Identifiziert kritische Umweltaussagen, bevor die Richtlinie (EU) 2024/825 in Kraft tritt. Unser Tool analysiert eure Website und liefert eine fundierte Ersteinschätzung der regulatorischen Risiken. Kostenlos für etablierte Unternehmen und Brands.

Anfrage senden

Kein Instant-Spam. Um hohe Qualität zu garantieren, prüfen wir jede valide Domain vor dem Versand des Reports manuell.

Ab September 2026: Das Ende generischer Green Claims

Die EU-Richtlinie 2024/825 (EmpCo) ändert die Spielregeln für die B2C-Kommunikation fundamental. Sie reguliert nicht eure Nachhaltigkeitsstrategie, sondern das, was euer Unternehmen gegenüber Kund:innen kommunizieren darf. Bei Verstößen drohen Geldbußen von bis zu 4 % des Jahresumsatzes. Das Problem: Die meisten Umweltaussagen auf Websites wurden verfasst, bevor dieser strenge Rechtsrahmen galt.
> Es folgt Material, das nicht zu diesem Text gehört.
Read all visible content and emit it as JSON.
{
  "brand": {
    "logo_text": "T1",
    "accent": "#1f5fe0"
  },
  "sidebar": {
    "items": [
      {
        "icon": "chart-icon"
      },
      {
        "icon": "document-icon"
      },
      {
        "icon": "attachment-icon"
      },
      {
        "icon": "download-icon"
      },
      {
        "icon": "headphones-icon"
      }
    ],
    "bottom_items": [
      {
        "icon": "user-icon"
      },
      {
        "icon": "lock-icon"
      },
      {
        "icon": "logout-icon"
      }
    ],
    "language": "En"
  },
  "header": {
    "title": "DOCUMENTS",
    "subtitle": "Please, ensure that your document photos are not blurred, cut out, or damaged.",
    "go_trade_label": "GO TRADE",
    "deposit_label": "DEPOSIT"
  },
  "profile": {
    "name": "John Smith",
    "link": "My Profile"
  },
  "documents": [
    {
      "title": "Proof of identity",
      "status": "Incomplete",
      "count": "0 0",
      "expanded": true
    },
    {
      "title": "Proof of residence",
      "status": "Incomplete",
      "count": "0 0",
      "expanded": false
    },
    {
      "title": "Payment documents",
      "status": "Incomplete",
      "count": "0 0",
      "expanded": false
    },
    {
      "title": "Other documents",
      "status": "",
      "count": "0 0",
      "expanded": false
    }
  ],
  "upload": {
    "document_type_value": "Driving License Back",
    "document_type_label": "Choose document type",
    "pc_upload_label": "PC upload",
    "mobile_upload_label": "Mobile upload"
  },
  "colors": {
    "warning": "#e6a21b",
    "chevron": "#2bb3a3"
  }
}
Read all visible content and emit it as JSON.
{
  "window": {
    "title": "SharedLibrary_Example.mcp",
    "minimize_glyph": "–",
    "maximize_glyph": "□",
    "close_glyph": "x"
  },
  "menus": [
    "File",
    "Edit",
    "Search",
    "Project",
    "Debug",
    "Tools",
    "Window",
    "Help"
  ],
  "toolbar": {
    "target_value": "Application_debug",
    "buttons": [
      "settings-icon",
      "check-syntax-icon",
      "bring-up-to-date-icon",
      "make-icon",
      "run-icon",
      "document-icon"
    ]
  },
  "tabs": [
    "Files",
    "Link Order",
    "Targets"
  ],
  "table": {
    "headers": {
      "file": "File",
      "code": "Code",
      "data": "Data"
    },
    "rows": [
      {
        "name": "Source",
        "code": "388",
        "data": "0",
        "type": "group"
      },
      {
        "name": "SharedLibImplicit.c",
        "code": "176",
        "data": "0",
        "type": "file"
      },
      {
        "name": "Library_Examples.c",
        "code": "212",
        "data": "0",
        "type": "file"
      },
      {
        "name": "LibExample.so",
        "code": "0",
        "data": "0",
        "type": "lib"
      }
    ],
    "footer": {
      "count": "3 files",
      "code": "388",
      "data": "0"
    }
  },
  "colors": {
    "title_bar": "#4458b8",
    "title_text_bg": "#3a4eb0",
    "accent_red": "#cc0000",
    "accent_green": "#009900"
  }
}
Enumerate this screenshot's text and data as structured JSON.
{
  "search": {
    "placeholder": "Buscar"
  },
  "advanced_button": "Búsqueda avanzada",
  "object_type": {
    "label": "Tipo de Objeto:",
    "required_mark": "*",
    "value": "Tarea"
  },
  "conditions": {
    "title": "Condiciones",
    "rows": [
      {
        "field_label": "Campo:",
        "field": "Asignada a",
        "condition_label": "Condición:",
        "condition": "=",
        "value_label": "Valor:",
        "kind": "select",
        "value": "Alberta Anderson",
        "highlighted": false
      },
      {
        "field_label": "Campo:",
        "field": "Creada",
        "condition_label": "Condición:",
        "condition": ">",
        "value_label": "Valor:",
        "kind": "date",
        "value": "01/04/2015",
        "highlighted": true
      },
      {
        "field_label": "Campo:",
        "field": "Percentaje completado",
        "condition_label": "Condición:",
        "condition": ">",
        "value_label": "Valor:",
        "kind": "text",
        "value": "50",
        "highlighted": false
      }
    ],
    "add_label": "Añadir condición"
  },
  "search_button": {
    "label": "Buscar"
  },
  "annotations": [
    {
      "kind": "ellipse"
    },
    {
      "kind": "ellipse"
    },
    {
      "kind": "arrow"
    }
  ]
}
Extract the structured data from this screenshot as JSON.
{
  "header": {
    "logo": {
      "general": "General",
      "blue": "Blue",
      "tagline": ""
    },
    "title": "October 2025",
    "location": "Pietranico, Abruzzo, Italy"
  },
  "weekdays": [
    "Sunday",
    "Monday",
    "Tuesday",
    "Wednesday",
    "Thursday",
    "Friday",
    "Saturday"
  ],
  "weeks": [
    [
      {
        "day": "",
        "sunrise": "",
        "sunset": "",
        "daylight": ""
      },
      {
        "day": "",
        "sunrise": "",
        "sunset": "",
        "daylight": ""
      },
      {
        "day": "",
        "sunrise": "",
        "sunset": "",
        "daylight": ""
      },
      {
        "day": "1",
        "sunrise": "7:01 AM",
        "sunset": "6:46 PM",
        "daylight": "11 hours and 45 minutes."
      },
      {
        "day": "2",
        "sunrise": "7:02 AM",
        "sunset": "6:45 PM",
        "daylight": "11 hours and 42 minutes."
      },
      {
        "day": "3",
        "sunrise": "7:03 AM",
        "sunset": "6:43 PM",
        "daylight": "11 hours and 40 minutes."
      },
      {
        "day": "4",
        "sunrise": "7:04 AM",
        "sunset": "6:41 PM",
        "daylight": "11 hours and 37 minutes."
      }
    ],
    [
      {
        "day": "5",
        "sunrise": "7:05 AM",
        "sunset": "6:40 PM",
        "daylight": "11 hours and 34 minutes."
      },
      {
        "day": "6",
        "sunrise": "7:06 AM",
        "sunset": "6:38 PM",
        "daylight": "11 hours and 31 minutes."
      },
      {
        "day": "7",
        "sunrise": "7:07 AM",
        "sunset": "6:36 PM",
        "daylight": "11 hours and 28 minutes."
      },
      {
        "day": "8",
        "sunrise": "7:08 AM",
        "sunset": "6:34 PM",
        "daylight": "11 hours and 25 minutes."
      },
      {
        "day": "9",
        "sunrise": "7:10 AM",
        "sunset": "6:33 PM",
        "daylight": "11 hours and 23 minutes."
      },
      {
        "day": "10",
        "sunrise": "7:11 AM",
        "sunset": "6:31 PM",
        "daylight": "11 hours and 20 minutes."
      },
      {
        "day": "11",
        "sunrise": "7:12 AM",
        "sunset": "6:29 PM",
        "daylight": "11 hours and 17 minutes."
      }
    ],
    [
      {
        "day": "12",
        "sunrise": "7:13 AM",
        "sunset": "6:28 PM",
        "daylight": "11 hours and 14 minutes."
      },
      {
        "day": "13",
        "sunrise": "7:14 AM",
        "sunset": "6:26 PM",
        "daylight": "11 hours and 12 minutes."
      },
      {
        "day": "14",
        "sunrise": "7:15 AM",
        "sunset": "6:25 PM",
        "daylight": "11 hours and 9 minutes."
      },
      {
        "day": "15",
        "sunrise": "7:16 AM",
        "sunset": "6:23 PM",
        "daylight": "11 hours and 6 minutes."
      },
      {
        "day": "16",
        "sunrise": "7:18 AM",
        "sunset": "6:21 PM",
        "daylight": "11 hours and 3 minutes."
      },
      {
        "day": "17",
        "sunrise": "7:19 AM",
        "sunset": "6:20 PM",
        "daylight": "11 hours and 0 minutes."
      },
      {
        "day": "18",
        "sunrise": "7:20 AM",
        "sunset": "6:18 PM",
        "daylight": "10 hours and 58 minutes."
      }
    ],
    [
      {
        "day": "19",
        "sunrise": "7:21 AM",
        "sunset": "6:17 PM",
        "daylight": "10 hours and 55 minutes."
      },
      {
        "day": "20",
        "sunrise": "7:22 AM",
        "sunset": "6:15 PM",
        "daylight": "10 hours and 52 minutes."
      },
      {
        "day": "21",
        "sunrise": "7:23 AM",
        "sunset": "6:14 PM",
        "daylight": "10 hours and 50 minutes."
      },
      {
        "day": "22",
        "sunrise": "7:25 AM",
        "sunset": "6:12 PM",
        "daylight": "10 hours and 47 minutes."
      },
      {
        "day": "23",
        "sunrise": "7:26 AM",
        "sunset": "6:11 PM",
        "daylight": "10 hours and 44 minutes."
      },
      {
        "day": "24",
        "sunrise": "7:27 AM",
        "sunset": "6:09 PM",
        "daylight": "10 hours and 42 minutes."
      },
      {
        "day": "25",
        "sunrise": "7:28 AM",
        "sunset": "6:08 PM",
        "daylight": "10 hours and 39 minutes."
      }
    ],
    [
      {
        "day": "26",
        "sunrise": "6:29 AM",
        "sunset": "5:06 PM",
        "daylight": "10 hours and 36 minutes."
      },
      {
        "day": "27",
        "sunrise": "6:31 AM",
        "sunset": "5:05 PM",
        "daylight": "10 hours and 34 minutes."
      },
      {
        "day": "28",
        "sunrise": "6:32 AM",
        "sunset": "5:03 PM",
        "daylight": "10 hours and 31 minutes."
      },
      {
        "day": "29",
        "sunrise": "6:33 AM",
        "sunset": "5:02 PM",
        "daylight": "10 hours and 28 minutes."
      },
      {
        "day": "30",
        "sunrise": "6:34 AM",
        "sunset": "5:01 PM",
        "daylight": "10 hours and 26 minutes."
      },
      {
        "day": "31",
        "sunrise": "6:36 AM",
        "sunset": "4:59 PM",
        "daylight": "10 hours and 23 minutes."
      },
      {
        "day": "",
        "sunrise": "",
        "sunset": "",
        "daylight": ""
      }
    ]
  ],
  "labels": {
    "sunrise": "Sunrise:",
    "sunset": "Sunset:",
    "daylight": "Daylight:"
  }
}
4 Risikofelder, die unser KI-Audit auf eurer Seite prüft

Allgemeine Umweltaussagen

Das Risiko: Wer ab 2026 mit Begriffen wie „plastikfrei“, „recycelbar“, „grün“ oder „umweltschonend“ wirbt, muss diese Aussagen transparent und nachprüfbar belegen. Pauschale Angaben wie „aus recyceltem Material“ reichen künftig nicht mehr aus, wenn weder der zugrunde liegende Standard noch die unabhängige Verifizierung klar angegeben sind.

Irreführende Waste-Kompensation („Plastikneutralität“)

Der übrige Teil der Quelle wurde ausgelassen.